Redação do Site Inovação Tecnológica - 05/11/2013
Inteligência no hardware
Embora fabricar um computador tão poderoso quanto o cérebro humano tenha ficado mais difícil, os pesquisadores não desistem de tentar.
O último esforço rumo aos processadores neuromórficos acaba de ser dado por Jian Shi e seus colegas da Universidade de Harvard, nos Estados Unidos.
Shi criou um novo tipo de transístor que imita o comportamento de uma sinapse.
Diferentemente dos memristores, o transístor sináptico simultaneamente modula o fluxo de informação em um circuito e se adapta fisicamente à alteração dos sinais nesse fluxo.
Segundo os pesquisadores, o transístor sináptico poderá inaugurar uma nova era no campo da inteligência artificial, quando a inteligência estará incorporada não nos algoritmos codificados nos programas, mas na própria arquitetura do computador.
Transístor sináptico
"Nosso transístor é realmente um análogo das sinapses em nossos cérebros," disse Shi. "Cada vez que um neurônio inicia uma ação e outro neurônio reage, a sinapse entre eles aumenta a força de sua conexão. E quanto mais rápido os neurônios disparam a cada vez, mais forte fica a ligação sináptica. Essencialmente, elas memorizam a ação entre os neurônios."

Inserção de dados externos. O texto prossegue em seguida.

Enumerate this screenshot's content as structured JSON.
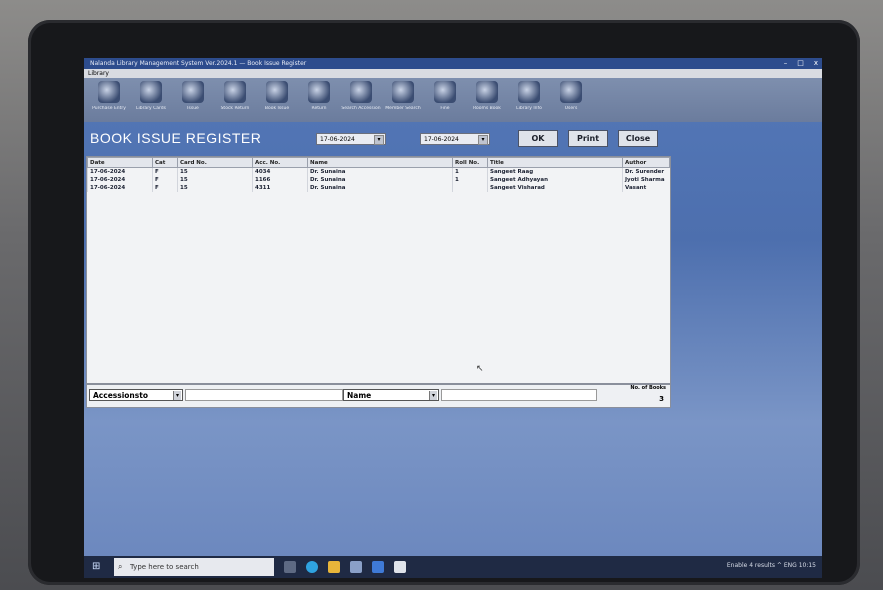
{
  "window": {
    "title": "Nalanda Library Management System Ver.2024.1 — Book Issue Register",
    "minimize": "–",
    "maximize": "□",
    "close": "x"
  },
  "menu": {
    "library": "Library"
  },
  "toolbar": [
    {
      "label": "Purchase Entry"
    },
    {
      "label": "Library Cards"
    },
    {
      "label": "Issue"
    },
    {
      "label": "Stock Return"
    },
    {
      "label": "Book Issue"
    },
    {
      "label": "Return"
    },
    {
      "label": "Search Accession"
    },
    {
      "label": "Member Search"
    },
    {
      "label": "Fine"
    },
    {
      "label": "Rooms Book"
    },
    {
      "label": "Library Info"
    },
    {
      "label": "Users"
    }
  ],
  "header": {
    "title": "BOOK ISSUE REGISTER",
    "from_date": "17-06-2024",
    "to_date": "17-06-2024",
    "ok": "OK",
    "print": "Print",
    "close": "Close"
  },
  "table": {
    "columns": [
      "Date",
      "Cat",
      "Card No.",
      "Acc. No.",
      "Name",
      "Roll No.",
      "Title",
      "Author"
    ],
    "rows": [
      [
        "17-06-2024",
        "F",
        "15",
        "4034",
        "Dr. Sunaina",
        "1",
        "Sangeet Raag",
        "Dr. Surender"
      ],
      [
        "17-06-2024",
        "F",
        "15",
        "1166",
        "Dr. Sunaina",
        "1",
        "Sangeet Adhyayan",
        "Jyoti Sharma"
      ],
      [
        "17-06-2024",
        "F",
        "15",
        "4311",
        "Dr. Sunaina",
        "",
        "Sangeet Visharad",
        "Vasant"
      ]
    ]
  },
  "bottom": {
    "filter1": "Accessionsto",
    "filter2": "Name",
    "count_label": "No. of Books",
    "count_value": "3"
  },
  "taskbar": {
    "search_placeholder": "Type here to search",
    "tray": "Enable 4 results  ^  ENG  10:15"
  }
}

No cérebro, isso ocorre com uma corrente formada por íons de cálcio.
Shi replicou o mecanismo da corrente iônica usando íons de oxigênio.
Quando uma tensão é aplicada, os íons entram e saem da rede cristalina de um filme de um material chamado niquelato de samário - o filme é muito fino, medindo apenas 80 nanômetros de espessura.
O niquelato de samário funciona como a sinapse entre dois terminais de platina, um deles representando os axônios, e outro os terminais dendríticos.
A variação na quantidade de íons no niquelato aumenta ou diminui sua condutância - ou seja, sua capacidade para transportar informações em uma corrente elétrica - e, assim como na sinapse natural, a força da ligação depende da temporização do sinal elétrico.
Além da lógica binária
Para funcionar, o transístor sináptico ainda depende de um pequeno reservatório de líquido iônico e de um circuito multiplexador que converte o intervalo entre os sinais em uma magnitude de tensão que é aplicada ao líquido iônico, criando um campo elétrico que leva os íons para o niquelato ou os retira de lá.
Isso significa que, enquanto cada transístor eletrônico tradicional mede entre 20 e 30 nanômetros, o transístor sináptico como um todo mede quase 1 milímetro.
Mas a comparação direta entre as duas tecnologias pode não ser justa. Afinal, o transístor sináptico não está restrito ao sistema binário de 0s e 1s.
"Este sistema muda sua condutância de forma analógica, de forma contínua, conforme a composição do material se altera," explica Shi. "Seria bastante difícil usar CMOS, a tecnologia tradicional da eletrônica, para imitar uma sinapse real porque as sinapses biológicas têm um número praticamente ilimitado de estados possíveis, e não apenas ligado ou desligado."
Outra vantagem é que o transístor sináptico é não-volátil, não perdendo a informação quando a energia é desligada.
Além disso, o novo transistor é energeticamente muito eficiente. O niquelato de samário pertence a uma classe incomum de materiais, chamados sistemas de elétrons correlacionados, que podem sofrer uma transição isolante-metal. Isso significa que uma excitação muito pequena, obtida com uma pequena energia de entrada, gera um sinal forte na saída.
Finalmente, tudo funcionou da temperatura ambiente até 160º C, demonstrando uma grande robustez para o projeto do transístor sináptico.
Dificuldades a vencer
No estágio atual, também há inconvenientes quando se pensa em usar o transístor sináptico para construir um processador neuromórfico.
O principal deles é a presença do líquido iônico, o que exigiria um aparato microfluídico e um sistema de contenção difícil de compatibilizar com um chip.
O protótipo também é muito grande para o padrão dos componentes eletrônicos, o que se traduz em uma menor velocidade de operação.
Por último, há a dificuldade do material exótico usado, o niquelato de samário, que é difícil de sintetizar.
"Você precisará construir novos instrumentos para ser capaz de sintetizar esses novos materiais, mas uma vez que seja capaz de fazer isso, você realmente terá um novo sistema cujas propriedades são praticamente inexploradas," disse o professor Shriram Ramanathan, coordenador do estudo.
"É muito entusiasmante ter esses materiais para trabalhar, onde muito pouco se sabe acerca deles e você tem a oportunidade de construir o conhecimento a partir do zero," concluiu ele.